Hundreds of Anti-Islam protestors descended on Lincoln city centre on Saturday. Echo reporter Mark Williams walked with the demonstrators to discover how far they would go to make their point heard…
Amid the odour of cheap booze, protestors of all ages gathered in our historic city. As a 76-year-old woman roared “Muslims go home”, an 11-year-old boy squared up to police officers. Lincoln women, draped in patriotic gear, sang anti-Muslim chants as they pushed prams through the crowds.
The gathering had been organised by the East Anglian Patriots to protest against plans to build a mosque in Boultham Park Road. Yet, at no stage, did any demonstrator offer up to me a worthy argument as to why the mosque should not be built. Instead, the tone in the throng of the crowd was simply anti-Muslim.
There were protestors – men, women and teenagers – who could barely stand up straight because of the huge quantities of alcohol they had consumed earlier. Following an emotional “There’s only one Lee Rigby” song, a man turned to me and, with a puzzled expression and almost incoherent speech, asked: “Who the hell is Lee Rigby?”
And let us not kid ourselves.

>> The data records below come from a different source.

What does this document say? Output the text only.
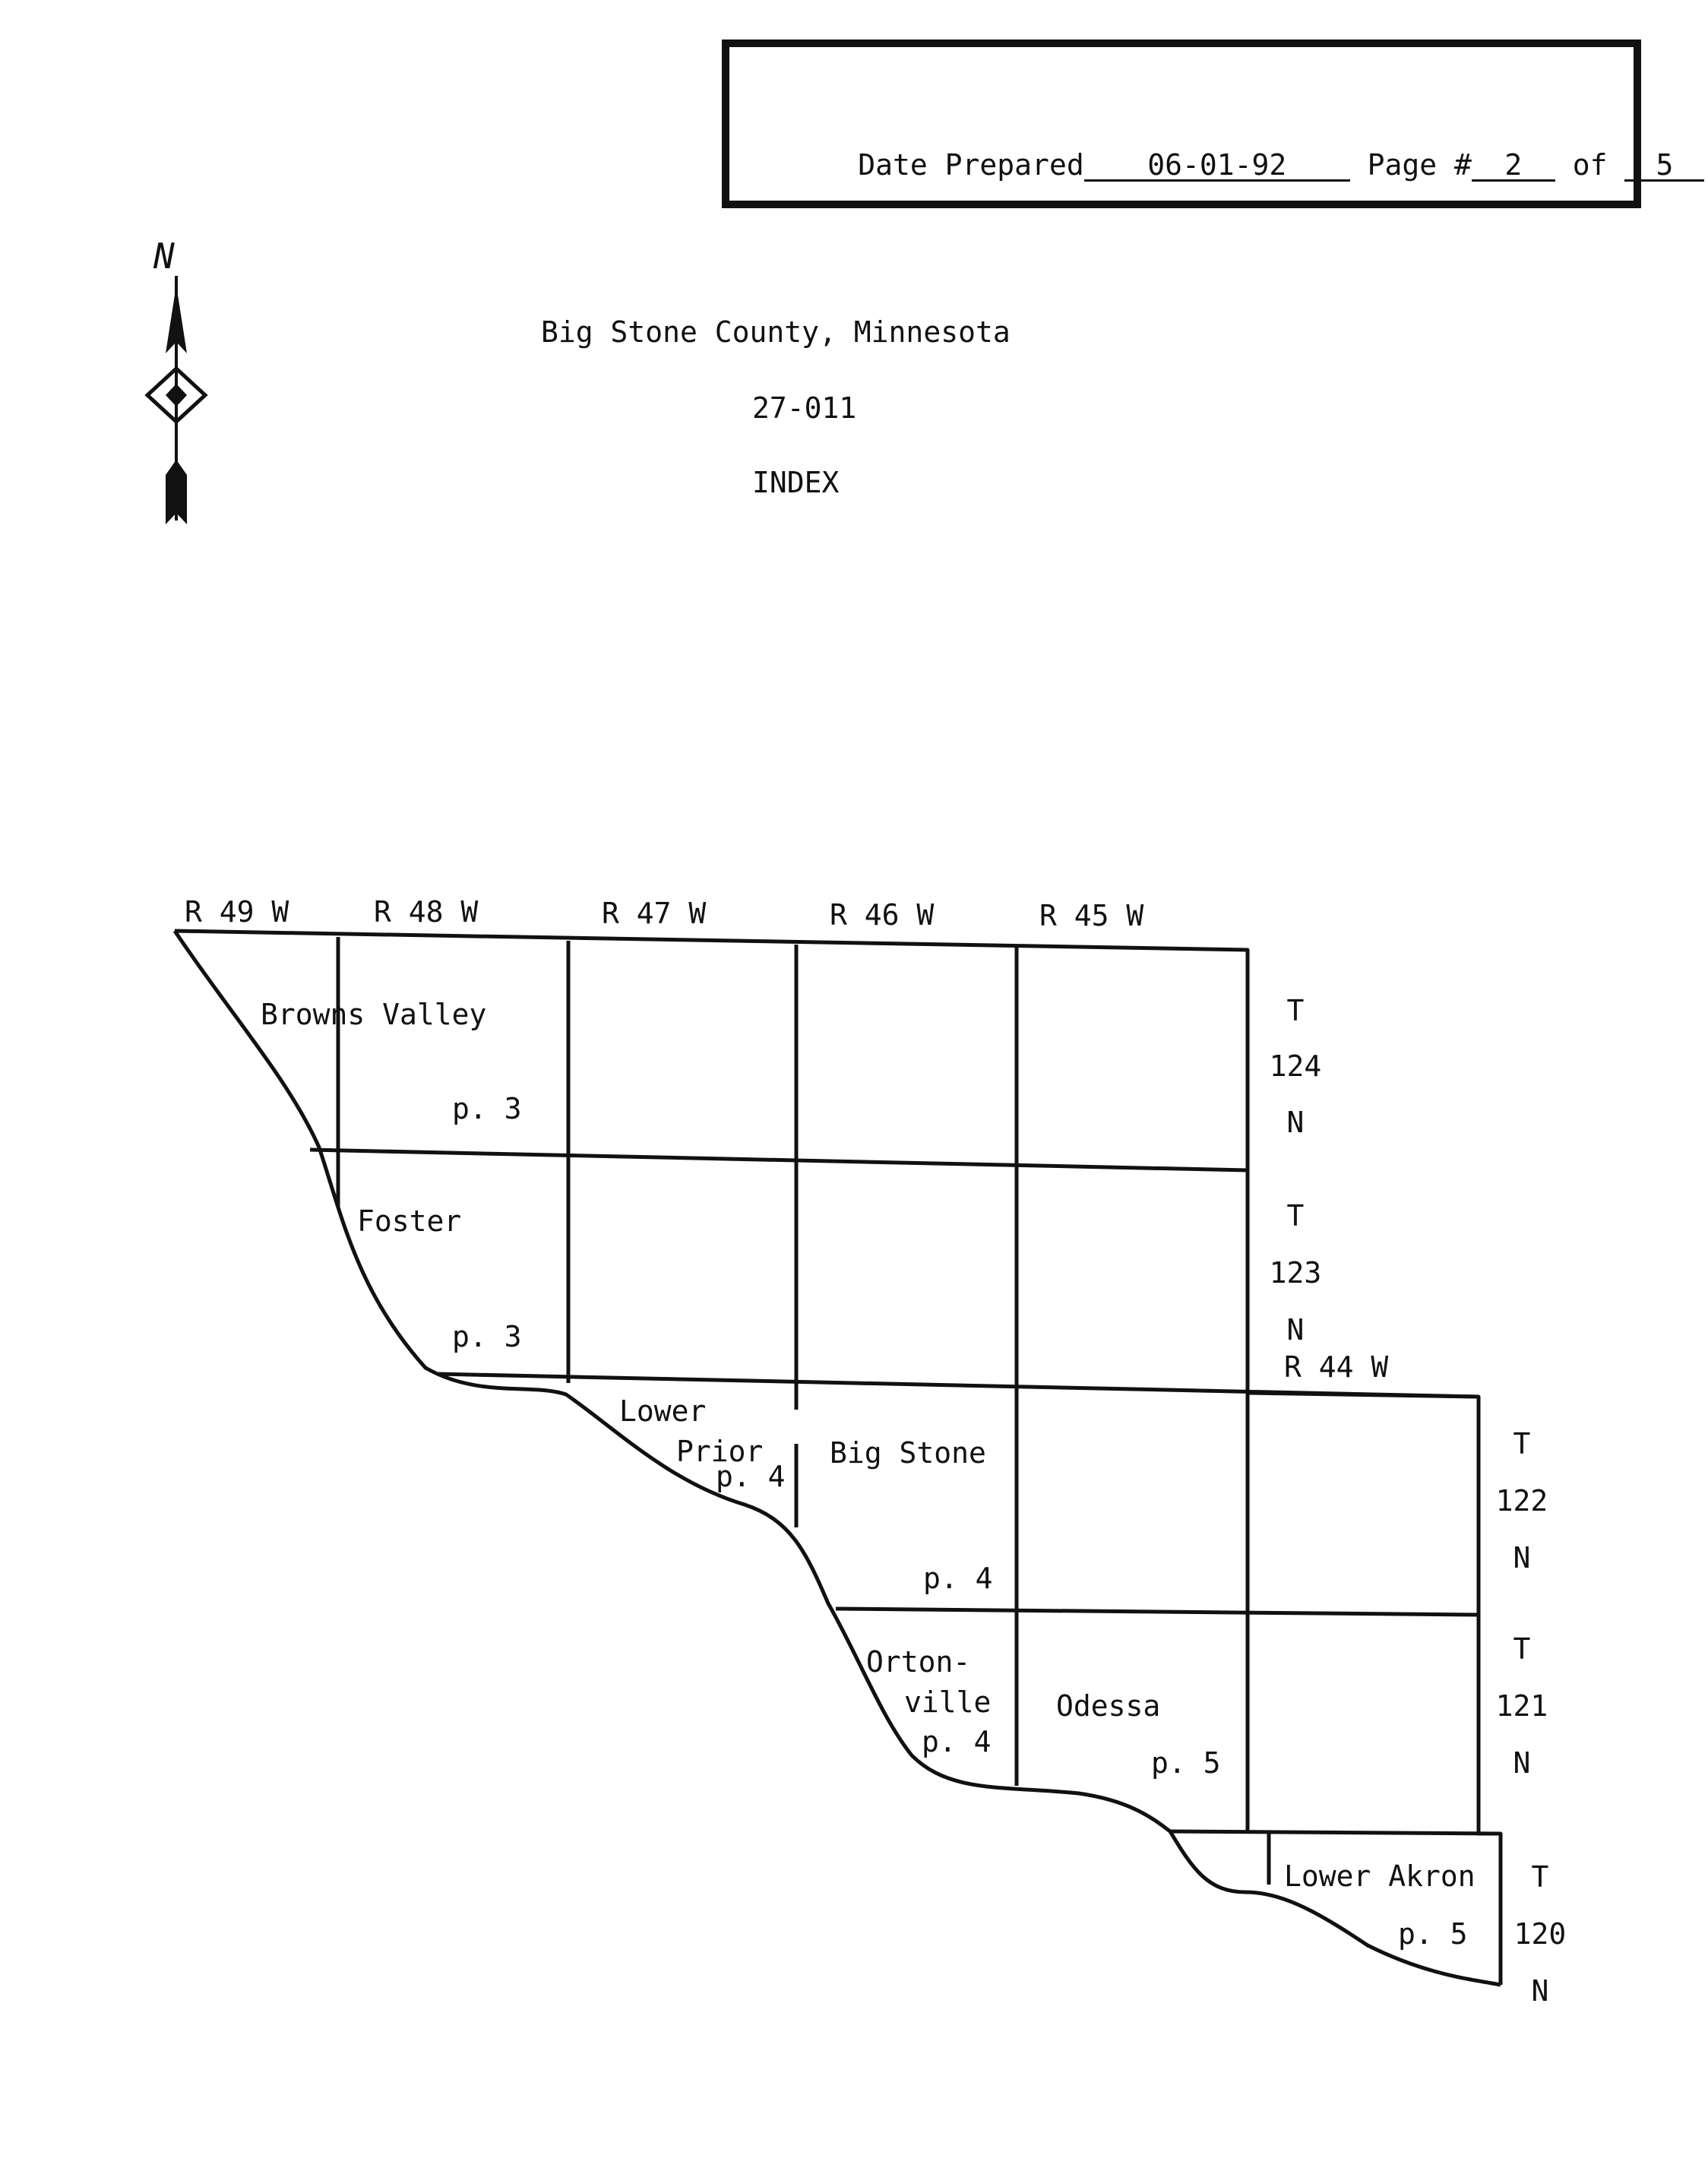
Date Prepared 06-01-92	Page # 2 of 5

Big Stone County, Minnesota
27-011
INDEX
N
R 49 W	R 48 W	R 47 W	R 46 W	R 45 W
R 44 W
T
124
N
T
123
N
T
122
N
T
121
N
T
120
N
Browns Valley
p. 3
Foster
p. 3
Lower
Prior
p. 4
Big Stone
p. 4
Orton-
ville
p. 4
Odessa
p. 5
Lower Akron
p. 5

There were more than enough of these so-called protestors sniffing out every opportunity for a brawl.
One teenager boasted to his mate he was equipped with a knife “in case it all kicked off”. A woman sporting a baseball cap turned to her friends to ask whether they knew of any Pakistanis she could “smack”. As one speaker claimed: “David Cameron calls us racists,” a group of teenagers standing behind me responded with: “But that’s because we are”.
Another woman whispered to her group of friends: “I have just realised my partner’s best friend is a Muslim. “Oh well, he can get lost as well.” One man, also with a baseball cap on, added: “I have just had a great idea – why don’t we go around chopping their heads off as well. That will teach them a lesson.”
The fact is the majority of these people simply didn’t care who they had a conflict with. It was only down to the excellent policing on the day that thwarted any notable violence.
Following a heated confrontation between protestors and members of a Lincoln TUC counter demonstration, a charge at officers in the city’s High Street was soon halted by the force’s dogs.
The march was scheduled to last two hours. But it was so poorly organised, that the group headed back to the pub more than half an hour early.
Police officers’ patience was frequently tested and a number of minor scuffles ensued as demonstrators ran into the road in a ridiculous attempt to stop the traffic. The whole episode smacked of a football away day. Drunken yobs not really knowing where they were going, what was going on, or necessarily what city they were in.
In the George and Dragon pub, marchers were boasting of their criminal records and respective scuffles with officers. There was even a divide in the group late in the day as two protestors were told to get out before they got hurt.
Put simply, the demonstration was disjointed and disorganised. Speakers in City Square promised the next march in Lincoln would see thousands of people bring the city to a standstill. For that to happen, organisers need to be more efficient and protestors need to be less under the influence if there argument is to be taken seriously.